Because third parties siphon votes from the two major political parties, those inclined towards Stein or Johnson run the risk of indirectly helping a candidate they dislike. Many have even warned that a vote for Johnson is essentially the same as a vote for Clinton and that voting for Stein is essentially voting for Trump. Thus, third party voters must come to terms with this fact: voting for who you like is often quite different than voting against who you dislike.

“I think it’s really heartbreaking when people can’t vote what they feel like,” Romano said.

Under America’s two-party system, third party candidates have virtually no chance of defeating a Republican or Democrat in a presidential race, Haring said. The safest option for an opponent of Trump is to vote for Clinton, and vice versa.

But whether or not Utah’s third party supporters will vote against their conscience in order to block a candidate that they dislike from becoming president is yet to be determined.

“Voting should be the most personal thing you do,” Haring said. “I have no problem with people voting according to conscience, but I also see the practical side of things.
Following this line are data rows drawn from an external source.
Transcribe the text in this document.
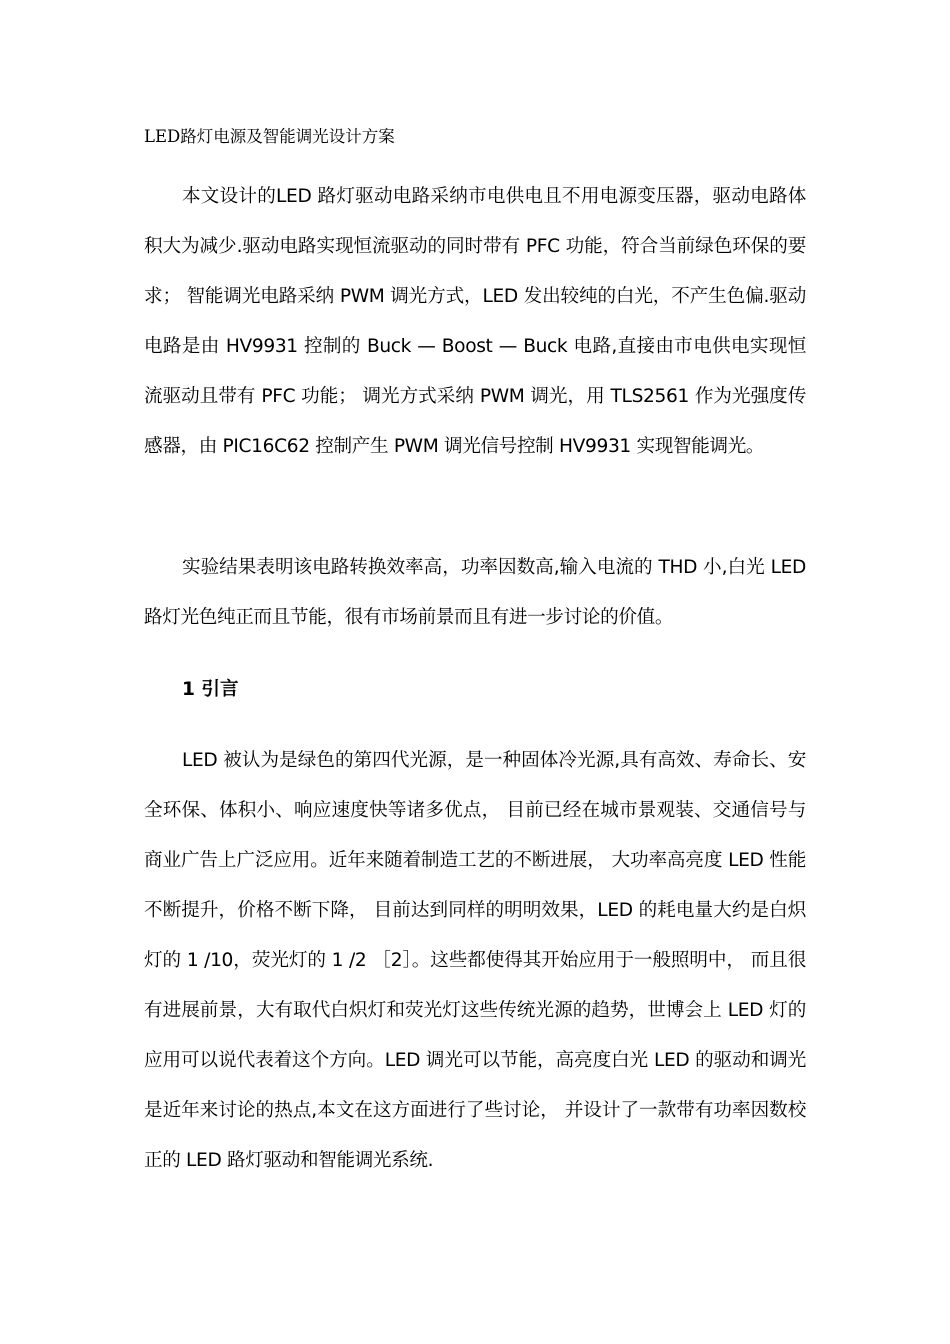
LED路灯电源及智能调光设计方案

本文设计的LED 路灯驱动电路采纳市电供电且不用电源变压器，驱动电路体积大为减少.驱动电路实现恒流驱动的同时带有 PFC 功能，符合当前绿色环保的要求； 智能调光电路采纳 PWM 调光方式，LED 发出较纯的白光，不产生色偏.驱动电路是由 HV9931 控制的 Buck — Boost — Buck 电路,直接由市电供电实现恒流驱动且带有 PFC 功能； 调光方式采纳 PWM 调光，用 TLS2561 作为光强度传感器，由 PIC16C62 控制产生 PWM 调光信号控制 HV9931 实现智能调光。

实验结果表明该电路转换效率高，功率因数高,输入电流的 THD 小,白光 LED 路灯光色纯正而且节能，很有市场前景而且有进一步讨论的价值。

1 引言

LED 被认为是绿色的第四代光源，是一种固体冷光源,具有高效、寿命长、安全环保、体积小、响应速度快等诸多优点， 目前已经在城市景观装、交通信号与商业广告上广泛应用。近年来随着制造工艺的不断进展， 大功率高亮度 LED 性能不断提升，价格不断下降， 目前达到同样的明明效果，LED 的耗电量大约是白炽灯的 1 /10，荧光灯的 1 /2 ［2］。这些都使得其开始应用于一般照明中， 而且很有进展前景，大有取代白炽灯和荧光灯这些传统光源的趋势，世博会上 LED 灯的应用可以说代表着这个方向。LED 调光可以节能，高亮度白光 LED 的驱动和调光是近年来讨论的热点,本文在这方面进行了些讨论， 并设计了一款带有功率因数校正的 LED 路灯驱动和智能调光系统.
A third party is not going to win anytime soon.”

According to Boyd Matheson, President of the Utah-based political think tank The Sutherland Institute, the option to vote “straight party” may ease the conscience of those who dislike both Clinton and Trump.

The “straight party” option constitutes a vote for every candidate that a given political party has on a general election ballot. This allows you to vote for the political party of your choice instead of expressly endorsing its nominee.

Utah is one of only nine states which allows the option of straight-party voting.

“I think you could see a historically high level of Utahns who end up just voting straight party,” Matheson said. “That way they can just go into the booth, push one button, and then walk away and maybe feel a little bit better about their choice.”

Utah County Republican Party Chairman Craig Frank said Trump’s and Clinton’s respective running mates may also help prevent the spoiler effect from occurring in the Beehive State by drawing more of Utah’s voters to the Republican or Democratic parties.

Tim Kaine, a U.S. senator from Virginia and Hillary Clinton’s VP pick, is the only member of a presidential ticket this year to receive positive favorability ratings nationwide. He is also a close friend of Utah state delegate Patrice Arent.

Andrew Harnik
Hillary Clinton and her VP candidate, Sen. Tim Kaine, D-Virginia, stand together at a rally in Philadelphia. Kaine is the only member of a presidential ticket this year to receive positive favorability ratings nationwide. (AP Photo/Andrew Harnik)

Indiana Governor Mike Pence, who is running alongside Donald Trump, also has a positive reputation in Utah. Utah Governor Gary Herbert has praised Pence as both qualified and consistent.

According to Frank, Pence’s popularity and reputation as a conservative will help the Republican Party gain ground in Utah this November.

“Pence is popular enough to bring in enough of a margin for Donald Trump,” Frank said. “That will solidify the Republican ticket.”

Evan Vucci
Republican presidential candidate Donald Trump and his running mate Indiana Gov. Mike Pence shake hands in Detroit. Some experts believe Pence has enough popularity to bring in a big enough margin for Trump to win. (AP Photo/Evan Vucci)

Haring, Matheson and Frank have all expressed confidence that the spoiler effect will not take place in Utah this November. They expect the traditionally conservative state to vote Republican as always, though the margin will perhaps be more narrow this time around.

“I don’t think Utah will be a spoiler state,” Matheson said. “The Clintons have never won anything in Utah, and I don’t see that changing.”

Haring and Frank also noted that Johnson’s popularity, even when combined with Trump’s unpopularity, will not be enough to turn Utah into a blue state.

“Past indication is that even the worst Republican is going to do 65 percent in Utah,” Haring said. “If Johnson shocks the world and gets 10, that’s still 55 percent for Trump.”